The CEO of fintech company Bolt just said the quiet part out loud — and corporate America’s HR class probably isn’t going to enjoy hearing it.
Ryan Breslow, the 31-year-old founder and returning CEO of Bolt Financial, revealed this week that he eliminated the company’s entire HR department during a sweeping round of layoffs that cut roughly 30% of Bolt’s workforce earlier this year. His explanation was blunt, unapologetic, and guaranteed to send shockwaves through Silicon Valley.
“We had an HR team, and that HR team was creating problems that didn’t exist,” Breslow said Tuesday at Fortune’s Workforce Innovation Summit. “Those problems disappeared when I let them go.”
That sentence alone probably caused half of LinkedIn to break into a cold sweat.
Breslow framed the layoffs as part of a broader effort to drag Bolt back into what he called “startup mode” after years of decline, dysfunction, and ballooning bureaucracy. According to him, the company had developed a culture where too many employees were “complaining a lot” instead of producing results.
“We need a group of people who are very oriented around getting things done,” he said. “There is just a culture of not getting things done.”
Then came the line that really captured where corporate America may be heading next.
Breslow said Bolt is now operating as a “much leaner organization” while “leveraging AI at our core.” Translation: artificial intelligence is replacing layers of administrative staff, and executives are becoming increasingly comfortable admitting it publicly.
The timing is impossible to ignore. Across the tech sector, companies that spent years hiring massive compliance, culture, and HR teams are now slashing headcount as investors demand profitability again. The easy-money era is over. Companies are no longer rewarded simply for growth and headcount expansion. They are being forced to prove they can actually function efficiently.
And Bolt desperately needed a turnaround.

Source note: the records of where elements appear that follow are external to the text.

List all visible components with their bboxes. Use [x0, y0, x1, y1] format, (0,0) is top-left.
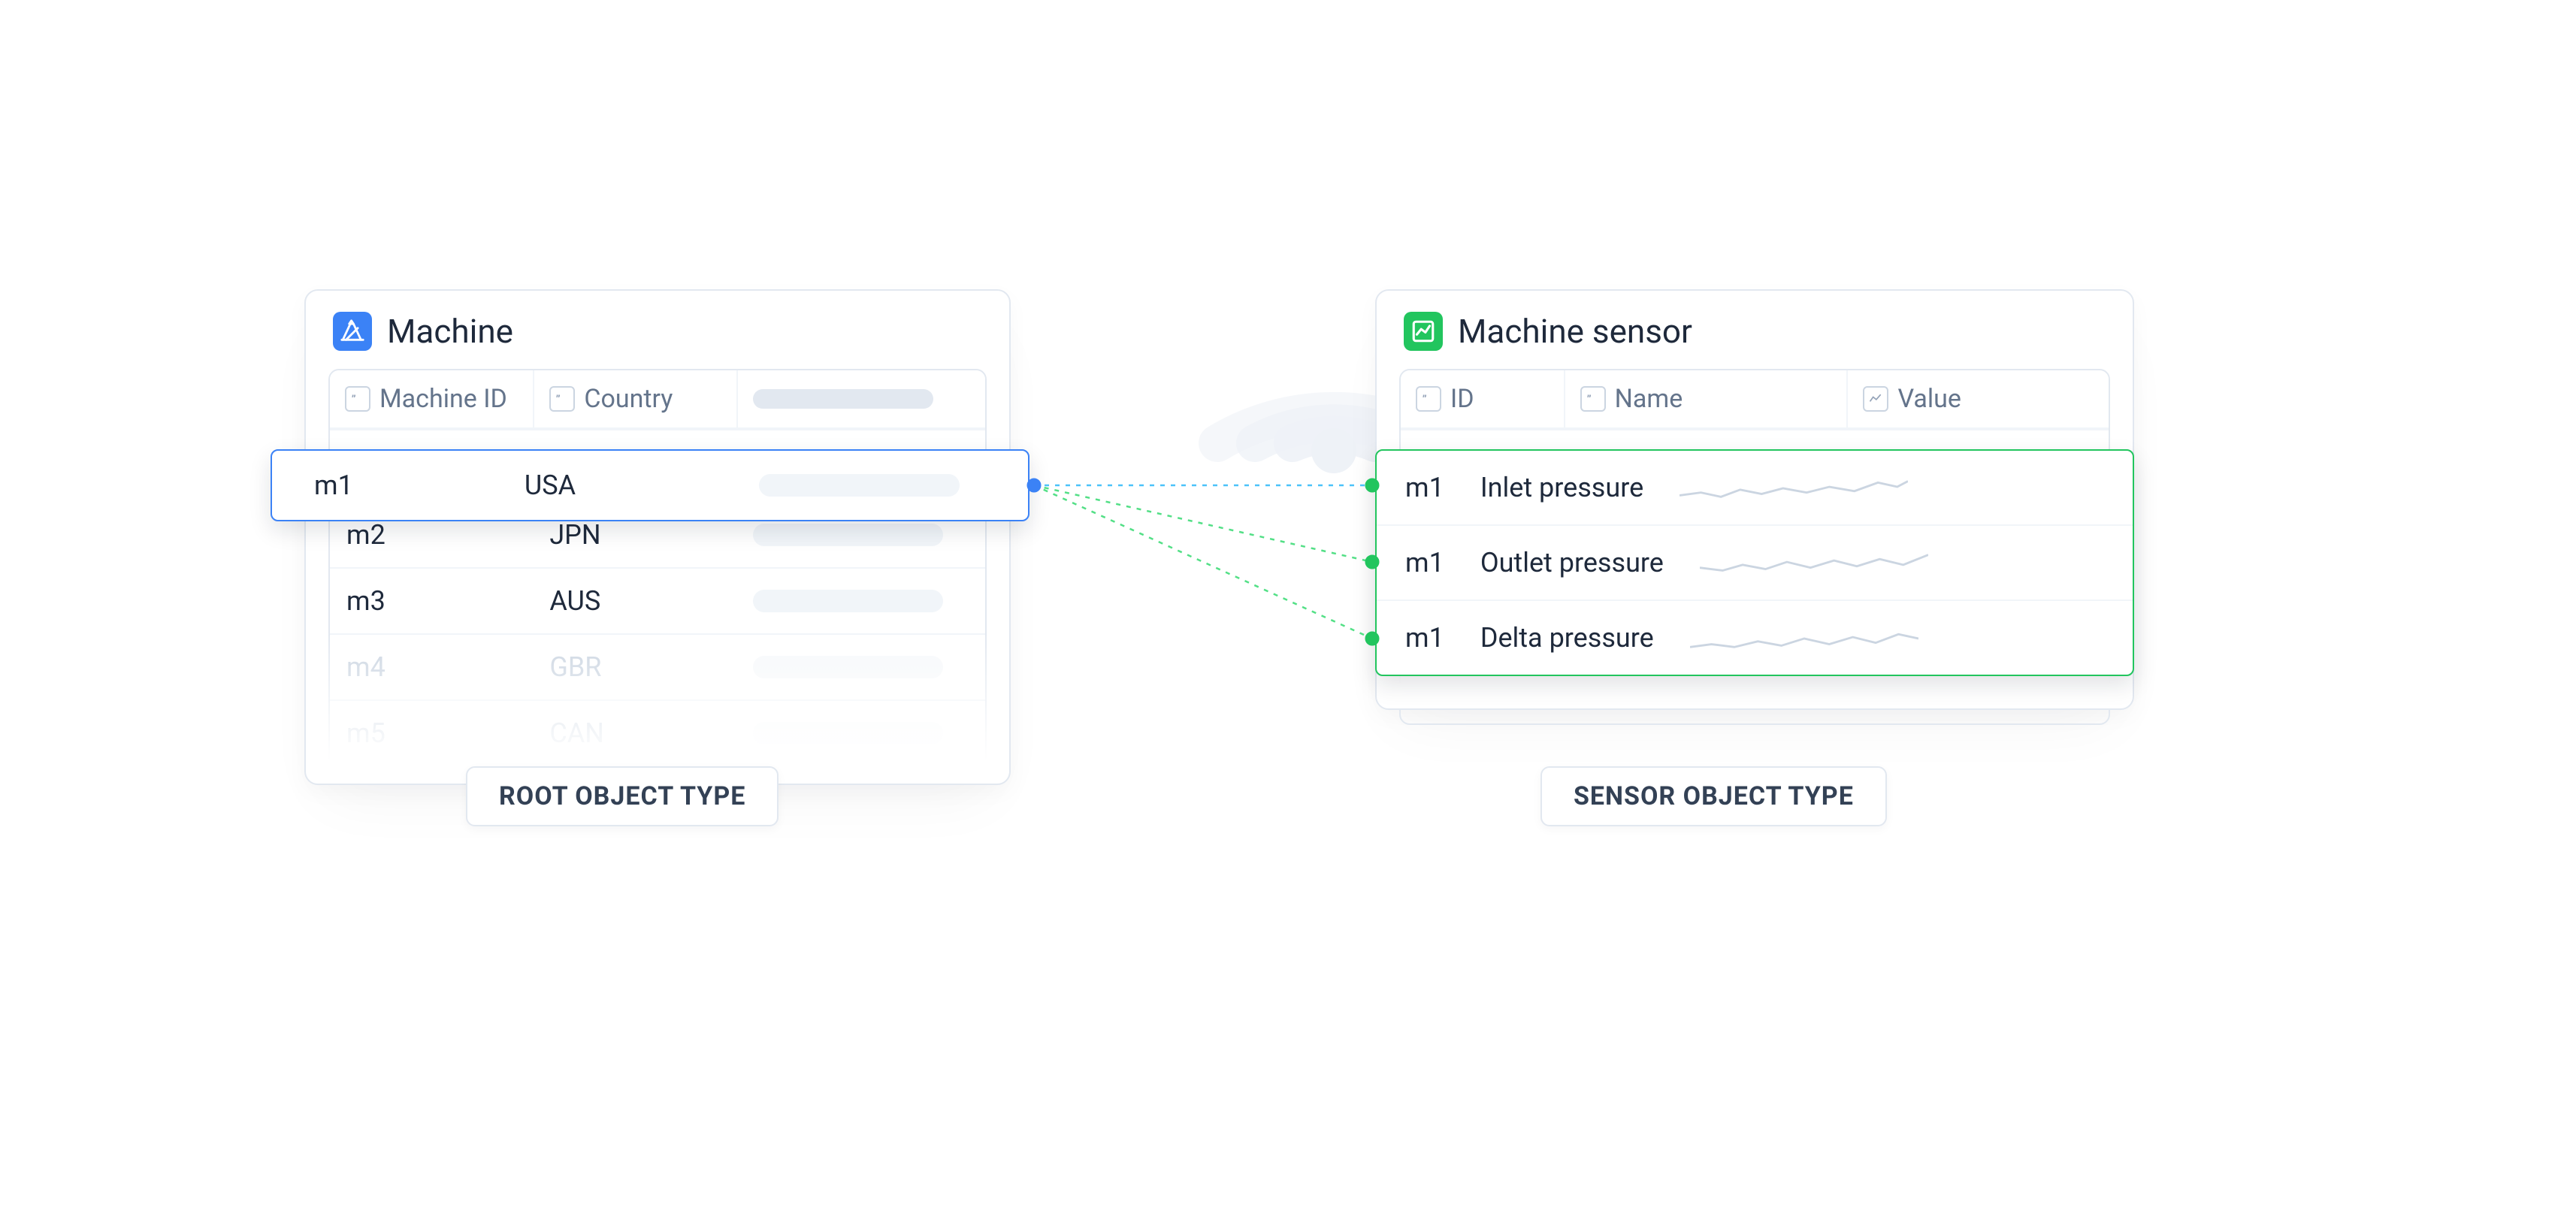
svg-text:”: ”	[556, 394, 561, 406]
cell-id: m1	[1377, 601, 1462, 675]
sparkline-icon	[1863, 672, 2080, 707]
sensor-object-type-caption: SENSOR OBJECT TYPE	[1540, 766, 1887, 826]
cell-name: Delta pressure	[1462, 601, 1672, 675]
cell-sparkline	[1661, 451, 1938, 524]
cell-id: m1	[272, 451, 506, 520]
cell-placeholder	[741, 451, 1028, 520]
cell-id: m3	[330, 569, 533, 633]
string-type-icon: ”	[1580, 386, 1606, 412]
cell-placeholder	[736, 701, 985, 766]
col-label: Value	[1897, 384, 1961, 414]
cell-placeholder	[736, 635, 985, 699]
col-label: Name	[1615, 384, 1683, 414]
cell-placeholder	[736, 569, 985, 633]
sensor-panel-title: Machine sensor	[1458, 312, 1692, 351]
sensor-col-value-header: Value	[1846, 370, 2109, 427]
machine-highlight-row[interactable]: m1 USA	[271, 449, 1029, 521]
string-type-icon: ”	[549, 386, 575, 412]
cell-country: USA	[506, 451, 741, 520]
machine-col-placeholder-header	[736, 370, 985, 427]
machine-col-country-header: ” Country	[533, 370, 736, 427]
table-row: m1 Inlet pressure	[1377, 451, 2133, 524]
sparkline-icon	[1700, 545, 1928, 580]
table-row: m3 AUS	[330, 567, 985, 633]
cell-country: CAN	[533, 701, 736, 766]
sensor-type-icon	[1404, 312, 1443, 351]
sensor-highlight-rows[interactable]: m1 Inlet pressure m1 Outlet pressure m1 …	[1375, 449, 2134, 676]
table-row: m1 Outlet pressure	[1377, 524, 2133, 599]
col-label: ID	[1450, 384, 1474, 414]
string-type-icon: ”	[1416, 386, 1441, 412]
cell-name: Outlet pressure	[1462, 526, 1682, 599]
sensor-col-name-header: ” Name	[1564, 370, 1847, 427]
machine-table: ” Machine ID ” Country m2	[328, 369, 987, 767]
cell-id: m5	[330, 701, 533, 766]
table-row: m4 GBR	[330, 633, 985, 699]
svg-text:”: ”	[1586, 394, 1591, 406]
cell-country: GBR	[533, 635, 736, 699]
col-label: Machine ID	[379, 384, 507, 414]
cell-id: m4	[330, 635, 533, 699]
timeseries-type-icon	[1863, 386, 1888, 412]
col-label: Country	[584, 384, 673, 414]
sparkline-icon	[1680, 470, 1908, 505]
cell-id: m1	[1377, 526, 1462, 599]
machine-panel-title: Machine	[387, 312, 513, 351]
sensor-col-id-header: ” ID	[1401, 370, 1564, 427]
cell-sparkline	[1682, 526, 1958, 599]
string-type-icon: ”	[345, 386, 370, 412]
svg-text:”: ”	[352, 394, 356, 406]
machine-col-id-header: ” Machine ID	[330, 370, 533, 427]
table-row: m1 Delta pressure	[1377, 599, 2133, 675]
root-object-type-caption: ROOT OBJECT TYPE	[466, 766, 779, 826]
placeholder-pill	[753, 389, 933, 409]
cell-id: m1	[1377, 451, 1462, 524]
machine-type-icon	[333, 312, 372, 351]
machine-panel: Machine ” Machine ID ” Country	[304, 289, 1011, 785]
table-row: m5 CAN	[330, 699, 985, 766]
sparkline-icon	[1690, 621, 1918, 655]
cell-country: AUS	[533, 569, 736, 633]
svg-text:”: ”	[1423, 394, 1427, 406]
cell-sparkline	[1672, 601, 1949, 675]
link-connector	[1026, 443, 1380, 699]
cell-name: Inlet pressure	[1462, 451, 1661, 524]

The company’s valuation collapsed from an astonishing $11 billion in 2022 to just $300 million in 2025 — a breathtaking fall for a fintech darling once treated as Silicon Valley royalty. Shortly after Breslow initially stepped away from the company in 2022, Bolt was hit with a major lawsuit from Authentic Brands Group, which alleged Bolt’s failed integration with Forever 21 contributed to roughly $150 million in losses. The dispute was eventually settled.
Now Breslow has returned with what appears to be a very different philosophy: fewer employees, younger workers, longer hours, and AI replacing entire functions that once required departments full of people.
“We have a team a quarter of the size, who are much more junior, who work a lot harder, who have better energy,” Breslow said. “Our customers are telling us, ‘We haven’t had this type of attention in four years.’”
Whether that approach saves Bolt remains to be seen. But one thing is already clear: the old Silicon Valley model of endless hiring, sprawling HR bureaucracies, and cushy internal culture management is being openly challenged by executives who now believe leaner companies survive while bloated ones collapse.
And Breslow clearly no longer cares who gets offended by saying it publicly.